All members within these schemes whether active or deferred, will pay the current active member charge (AMC), subject to a minimum of 35bps. A minimum of 30bps will apply if a five-year commitment is agreed
The change means that all future deferred members will see no increase to their charge if they move employers or cease contributions.
Friends Life managing director, corporate benefits Colin Williams says: “The introduction of auto enrolment means that, under current AMD scheme structures, large numbers of employees pay higher deferred member charges on each pension they accumulate as they move between employers. We’re taking action now to remove deferred member charges.
“We have already started working with a number of our clients who proactively wished to move to a flat charge structure, at the active member rate, and we are now extending this offer to all of our clients with an AMD scheme.

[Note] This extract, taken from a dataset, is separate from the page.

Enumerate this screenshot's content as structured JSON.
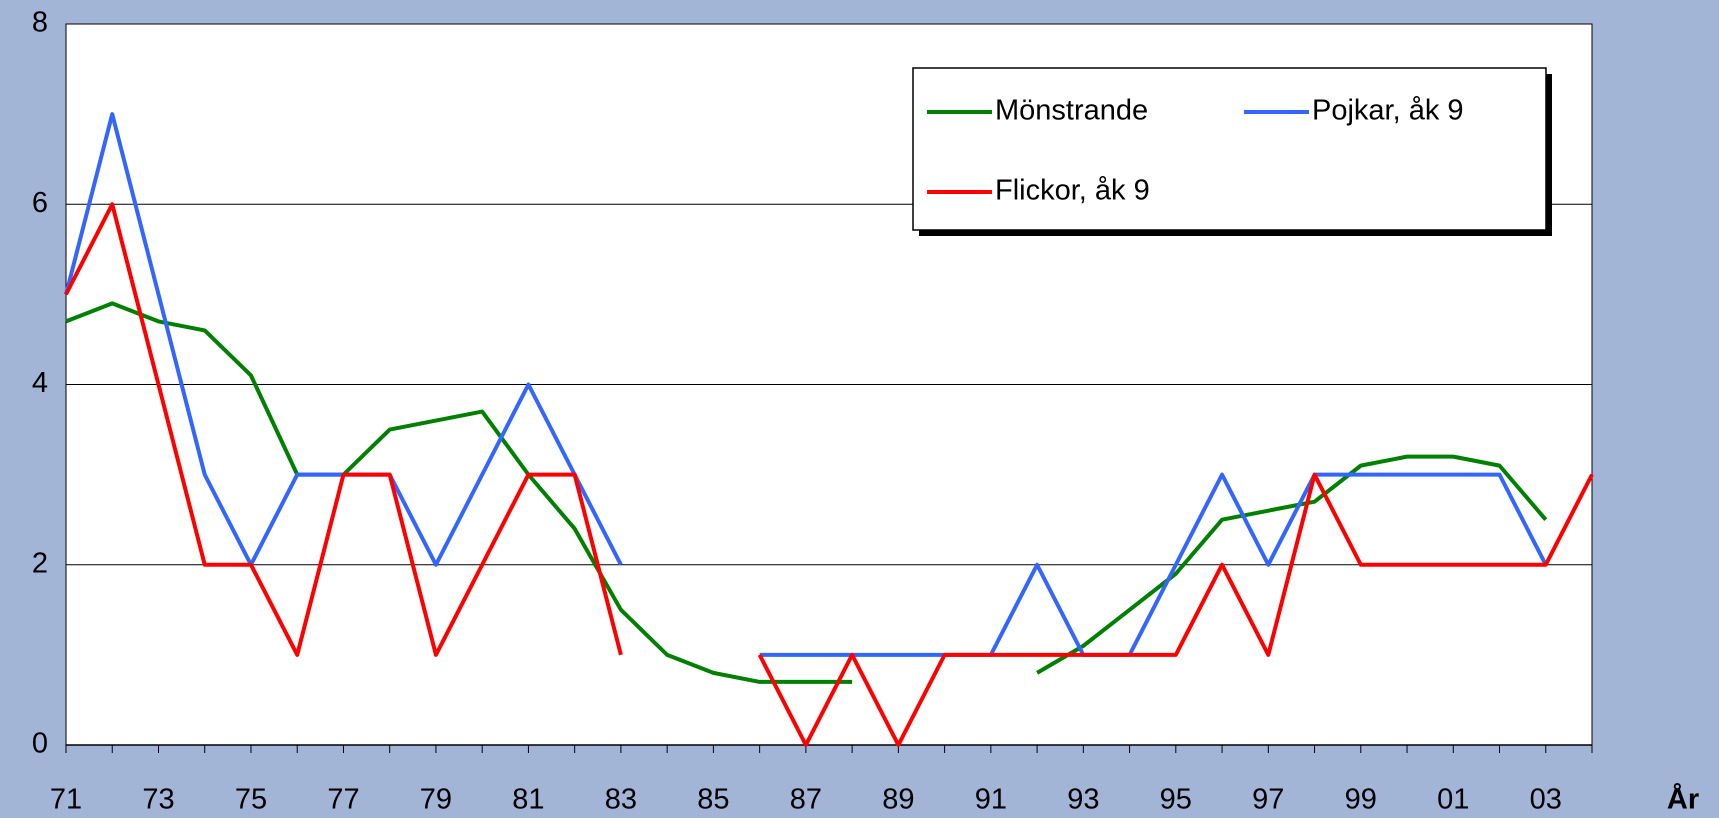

“Due to the quality of our AMD portfolio and our relatively limited exposure we can make these changes for the benefit of our customers without a material financial impact on our business. We are aware that many AMD schemes in the market are on higher AMC terms and we are happy to consider offering a single AMC solution to schemes that wish to future proof ahead of the ban.”
“According to the 2013 OFT report into workplace savings there are approximately 10,000 schemes in the UK that currently use an active member discount. If all pension providers take the same stance as Friends Life, there will be a large number of members that stand to benefit.”
Hargreaves Lansdown head of corporate research Laith Khalaf says: ”Workplace pensions are getting cheaper and more transparent for those paying into them today, but older pots are in danger of getting left behind the times. Those who have older pension pots should dust them off and see if they still stand up to today’s standards. In many cases it may be possible to reduce charges, or get a better fund, or consolidate them to make them easier to manage. Employers are going to find this is just the tip of the iceberg in terms of the sort of changes which will need to be made over the next 12 months. Many will have to consider switching their default fund, or even their scheme, to comply with the new rules. What’s more, advisers can’t take commission anymore, so they are going to start asking for fees to cover their service, which should prompt an assessment of the value for money they provide.”